2013-04-07

Difficult to Categorize | 2 | Is it ADULT?

The fact is that Famepunk Part 2: Middlemarch concerns the birth and progress of a passionate, comical, highly combustible love affair between two teenage girls who also happen to be competing as champions on the international tennis circuit in 1988--and it contains a great deal of lesbian sexual content. It just does. In the Famepunk series, this is the book about young dumb love, the modern take on Romeo & Juliet & Heathcliff & Cathy; like Twilight. Except—importantly! importantly!—with actual sex scenes and lesbians. Lots of and quite long scenes, too, this book is 800 pages long.

RIP Roger Ebert 1942-2013
I don’t mean to exaggerate. Middlemarch is not a porno. It has erotic moments (many) but it’s not erotic like Judith Krantz’s Scruples, for instance, or The Story of O or Anne Rice’s Beauty novels. All of which, yes, while admiring them I would vote YES to save aside in the adults’ reading room at the public library as in the North American home. But Famepunk? Tons of sex, sure, but all plot-driven, not the plot itself. There are many other things that happen, many other characters. Ronald Reagan appears in a phone call, for goodness sake—there’s a potluck buffet in a Panhandle church basement. You ask me, is Famepunk Part 2: Middlemarch for adults? I answer: Certainly—all adults! All adult readers are welcome.

But is it ADULT?

I spend some days slightly flummoxed by this question. I’ve returned to Smashwords and as directed in the FAQ, I’ve clicked the homepage adult content filter ON to OFF. I see what they’re getting at right away when “Criss Cross Romance Short Story” gets replaced by “Fuck the Foreplay” at the top of the Gay & Lesbian Most Downloaded list; there are many additional lesbian ADULT titles to browse. I've now read two, one set in Japan and the other written by an extremely prolific young man from Oklahoma (male authors have always written a lot of the lesbian fiction that sees the light of day).

Clicking the ADULT box while publishing a book in the Lesbian Erotica category, as the hard-working author of Daisuki did, I can understand—if I believed Middlemarch belonged there, I'd do it, too.
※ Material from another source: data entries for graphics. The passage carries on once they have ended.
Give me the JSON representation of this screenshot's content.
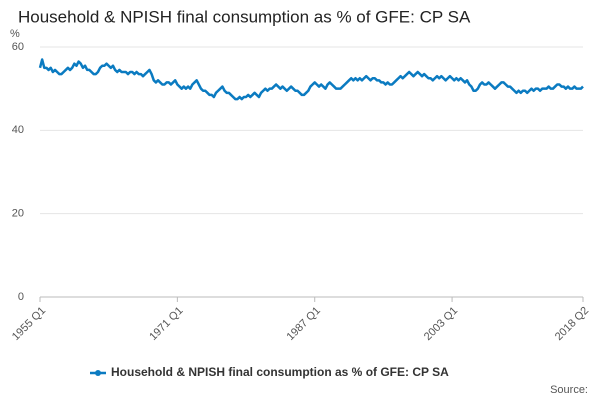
{
  "chart_data": {
    "type": "line",
    "title": "Household & NPISH final consumption as % of GFE: CP SA",
    "y_label": "%",
    "source": "Source:",
    "legend": "bottom",
    "grid": true,
    "ylim": [
      0,
      60
    ],
    "yticks": [
      0,
      20,
      40,
      60
    ],
    "categories": [
      "1955 Q1",
      null,
      null,
      null,
      null,
      null,
      null,
      null,
      null,
      null,
      null,
      null,
      null,
      null,
      null,
      null,
      null,
      null,
      null,
      null,
      null,
      null,
      null,
      null,
      null,
      null,
      null,
      null,
      null,
      null,
      null,
      null,
      null,
      null,
      null,
      null,
      null,
      null,
      null,
      null,
      null,
      null,
      null,
      null,
      null,
      null,
      null,
      null,
      null,
      null,
      null,
      null,
      null,
      null,
      null,
      null,
      null,
      null,
      null,
      null,
      null,
      null,
      null,
      null,
      "1971 Q1",
      null,
      null,
      null,
      null,
      null,
      null,
      null,
      null,
      null,
      null,
      null,
      null,
      null,
      null,
      null,
      null,
      null,
      null,
      null,
      null,
      null,
      null,
      null,
      null,
      null,
      null,
      null,
      null,
      null,
      null,
      null,
      null,
      null,
      null,
      null,
      null,
      null,
      null,
      null,
      null,
      null,
      null,
      null,
      null,
      null,
      null,
      null,
      null,
      null,
      null,
      null,
      null,
      null,
      null,
      null,
      null,
      null,
      null,
      null,
      null,
      null,
      null,
      null,
      "1987 Q1",
      null,
      null,
      null,
      null,
      null,
      null,
      null,
      null,
      null,
      null,
      null,
      null,
      null,
      null,
      null,
      null,
      null,
      null,
      null,
      null,
      null,
      null,
      null,
      null,
      null,
      null,
      null,
      null,
      null,
      null,
      null,
      null,
      null,
      null,
      null,
      null,
      null,
      null,
      null,
      null,
      null,
      null,
      null,
      null,
      null,
      null,
      null,
      null,
      null,
      null,
      null,
      null,
      null,
      null,
      null,
      null,
      null,
      null,
      null,
      null,
      null,
      null,
      null,
      "2003 Q1",
      null,
      null,
      null,
      null,
      null,
      null,
      null,
      null,
      null,
      null,
      null,
      null,
      null,
      null,
      null,
      null,
      null,
      null,
      null,
      null,
      null,
      null,
      null,
      null,
      null,
      null,
      null,
      null,
      null,
      null,
      null,
      null,
      null,
      null,
      null,
      null,
      null,
      null,
      null,
      null,
      null,
      null,
      null,
      null,
      null,
      null,
      null,
      null,
      null,
      null,
      null,
      null,
      null,
      null,
      null,
      null,
      null,
      null,
      null,
      null,
      "2018 Q2"
    ],
    "series": [
      {
        "name": "Household & NPISH final consumption as % of GFE: CP SA",
        "color": "#0b7bc1",
        "values": [
          55,
          57,
          55,
          55,
          54.5,
          55,
          54,
          54.5,
          54,
          53.5,
          53.5,
          54,
          54.5,
          55,
          54.5,
          55,
          56,
          55.5,
          56.5,
          56,
          55,
          55.5,
          54.5,
          54.5,
          54,
          53.5,
          53.5,
          54,
          55,
          55.5,
          55.5,
          56,
          55.5,
          55,
          55.5,
          54.5,
          54,
          54.5,
          54,
          54,
          54,
          53.5,
          54,
          54,
          53.5,
          54,
          53.5,
          53.5,
          53,
          53.5,
          54,
          54.5,
          53.5,
          52,
          51.5,
          52,
          51.5,
          51,
          51,
          51.5,
          51.5,
          51,
          51.5,
          52,
          51,
          50.5,
          50,
          50.5,
          50,
          50.5,
          50,
          51,
          51.5,
          52,
          51,
          50,
          49.5,
          49.5,
          49,
          48.5,
          48.5,
          48,
          49,
          49.5,
          50,
          50.5,
          49.5,
          49,
          49,
          48.5,
          48,
          47.5,
          47.5,
          48,
          47.5,
          48,
          48,
          48.5,
          48,
          48.5,
          49,
          48.5,
          48,
          49,
          49.5,
          50,
          49.5,
          50,
          50,
          50.5,
          51,
          50.5,
          50,
          50.5,
          50,
          49.5,
          50,
          50.5,
          50,
          49.5,
          49.5,
          49,
          48.5,
          48.5,
          49,
          49.5,
          50.5,
          51,
          51.5,
          51,
          50.5,
          51,
          50.5,
          50,
          51,
          51.5,
          51,
          50.5,
          50,
          50,
          50,
          50.5,
          51,
          51.5,
          52,
          52.5,
          52,
          52.5,
          52,
          52.5,
          52,
          52.5,
          53,
          52.5,
          52,
          52.5,
          52.5,
          52,
          52,
          51.5,
          51.5,
          51,
          51.5,
          51,
          51,
          51.5,
          52,
          52.5,
          53,
          52.5,
          53,
          53.5,
          54,
          53.5,
          53,
          53.5,
          54,
          53.5,
          53,
          53.5,
          53,
          52.5,
          52.5,
          52,
          52.5,
          53,
          52.5,
          53,
          52.5,
          52,
          52.5,
          53,
          52.5,
          52,
          52.5,
          52,
          52.5,
          52,
          51.5,
          52,
          51,
          50.5,
          49.5,
          49.5,
          50,
          51,
          51.5,
          51,
          51,
          51.5,
          51,
          50.5,
          50,
          50.5,
          51,
          51.5,
          51.5,
          51,
          50.5,
          50.5,
          50,
          49.5,
          49,
          49.5,
          49,
          49.5,
          49.5,
          49,
          49.5,
          50,
          49.5,
          50,
          50,
          49.5,
          50,
          50,
          50,
          50.5,
          50,
          50,
          50.5,
          51,
          51,
          50.5,
          50.5,
          50,
          50.5,
          50,
          50,
          50.5,
          50,
          50,
          50,
          50.5
        ]
      }
    ]
  }
}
But what the hell motivation lies behind clicking the ADULT box for a book with hardly any sex? I’m mystified—although I assume there’s some concerted effort going into the pursuit of horny reader dollars, the ADULT tag here advertising the presence of sex to an audience that favors, for whatever reason, softcore material. Finally it hits me. This is the ADULT from the cable TV warning: The following program contains adult subject matter. Viewer discretion is advised. This is that category, out in the world now, inside writers’ heads, as a question: Would that warning be required up-front if their novel were a TV movie?

First: for Famepunk, yes, naturally. But: I do not accept that category. I think it’s bogus. I decry the strain of self-censorship it fosters, the infiltration of private imagination by market forces that it both invites and represents. I believe all art works, including those created for children, should aspire to excite interest and pleasure among the most sophisticated and discerning "grown-up" adults available. Only books that have no hope of doing so should come with warnings, in my opinion.